Disambiguation Links – Chaos Theory (S/F)
Physics has had great success and deals well with the regular movement of objects. A planet in orbit, balls rolling, pendulums. They are described by using linear equations. But anything that handles turbulance, physics deals with very badly. Such as, water coming out of a faucet, blood pumping throughout your body, and weather. They are described by non linear equations, which are almost impossible to solve. Until about ten years ago, the new theory that describes them, is Chaos Theory.

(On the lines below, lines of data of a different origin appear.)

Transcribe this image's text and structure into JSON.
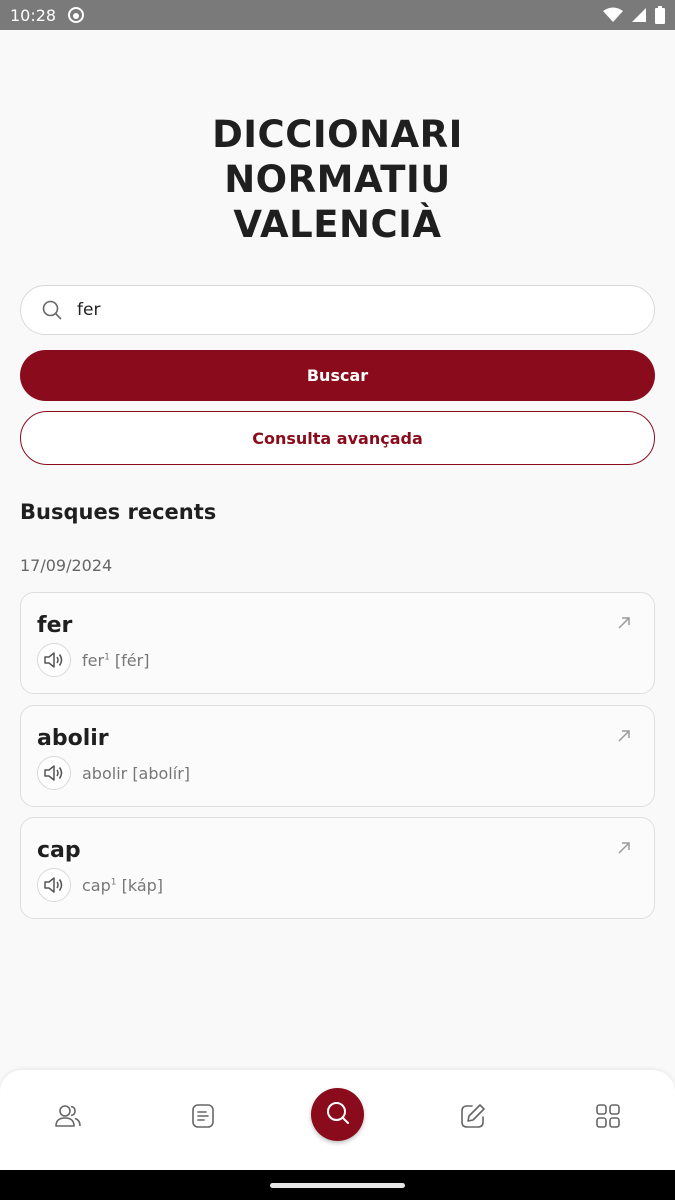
{
  "status_bar": {
    "time": "10:28"
  },
  "title_lines": [
    "DICCIONARI",
    "NORMATIU",
    "VALENCIÀ"
  ],
  "search": {
    "value": "fer",
    "icon": "search-icon"
  },
  "buttons": {
    "search_label": "Buscar",
    "advanced_label": "Consulta avançada"
  },
  "recent": {
    "heading": "Busques recents",
    "date": "17/09/2024",
    "items": [
      {
        "word": "fer",
        "pron_word": "fer",
        "sup": "1",
        "ipa": "[fér]"
      },
      {
        "word": "abolir",
        "pron_word": "abolir",
        "sup": "",
        "ipa": "[abolír]"
      },
      {
        "word": "cap",
        "pron_word": "cap",
        "sup": "1",
        "ipa": "[káp]"
      }
    ]
  },
  "bottom_nav": {
    "items": [
      "people-icon",
      "document-icon",
      "search-icon",
      "edit-icon",
      "grid-icon"
    ],
    "active": "search-icon"
  },
  "colors": {
    "accent": "#8a0c1c",
    "background": "#f9f9f9"
  }
}
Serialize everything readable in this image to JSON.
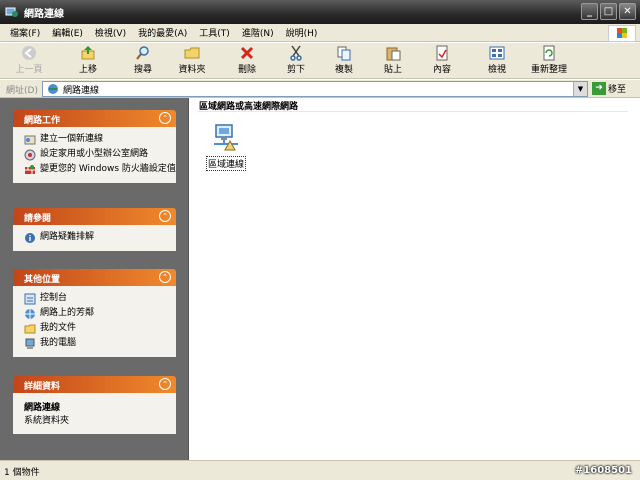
{
  "window": {
    "title": "網路連線"
  },
  "menu": [
    "檔案(F)",
    "編輯(E)",
    "檢視(V)",
    "我的最愛(A)",
    "工具(T)",
    "進階(N)",
    "說明(H)"
  ],
  "toolbar": {
    "back": "上一頁",
    "up": "上移",
    "search": "搜尋",
    "folders": "資料夾",
    "delete": "刪除",
    "cut": "剪下",
    "copy": "複製",
    "paste": "貼上",
    "properties": "內容",
    "views": "檢視",
    "arrange": "重新整理"
  },
  "address": {
    "label": "網址(D)",
    "value": "網路連線",
    "go": "移至"
  },
  "sidebar": {
    "network_tasks": {
      "title": "網路工作",
      "items": [
        "建立一個新連線",
        "設定家用或小型辦公室網路",
        "變更您的 Windows 防火牆設定值"
      ]
    },
    "see_also": {
      "title": "請參閱",
      "items": [
        "網路疑難排解"
      ]
    },
    "other_places": {
      "title": "其他位置",
      "items": [
        "控制台",
        "網路上的芳鄰",
        "我的文件",
        "我的電腦"
      ]
    },
    "details": {
      "title": "詳細資料",
      "name": "網路連線",
      "type": "系統資料夾"
    }
  },
  "main": {
    "section_title": "區域網路或高速網際網路",
    "items": [
      {
        "label": "區域連線"
      }
    ]
  },
  "status": {
    "text": "1 個物件"
  },
  "watermark": "#1608501"
}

Chaos Theory first grew out of the 1960s trying to make computer models of weather. Weather weather is a big, advanced system. It is how the atmosphere acts with the land and sun. So it is impossible to predict weather. The reason is, the behavior of the system is dependent on initial conditions.
If I throw two balls with the same weight angle and velocity, they will almost always land in the same spot. But if the weather has the same temperature, humidity, and density, ect. two days in a row the weather will not be the same. A thunderstorm or showers may be produced one day, while the other is a calm sunny day. That’s non linear dynamics. They are sensitive initial conditions, small differences become amplified.
Chaos Theory says two things, first, systems like weather have an underlying order. Second, simple systems produce complex behavior. If you hit a pool ball and it starts bouncing off the sides, you should be able to predict where that ball will end up a couple hours from now. But realistically, you will only be able to predict two seconds into the future. Tiny mishap like chips in the ball or a loss of carpet on the table that the ball rolls on, will make the ball veer off course. Destroying your prediction. It just so happens that simply a ball rolling on a table can have a unpredictable behavior.
To further expand, this second item of Chaos theory dealt with non-linear dynamics. This complexity evolves from the experiment’s sensitivity to initial conditions. Even if two subjects begin the same, they may differ radically due to amplified tiny differences. Malcolm described nonlinear problems as being typically impossible to solve using conventional methods.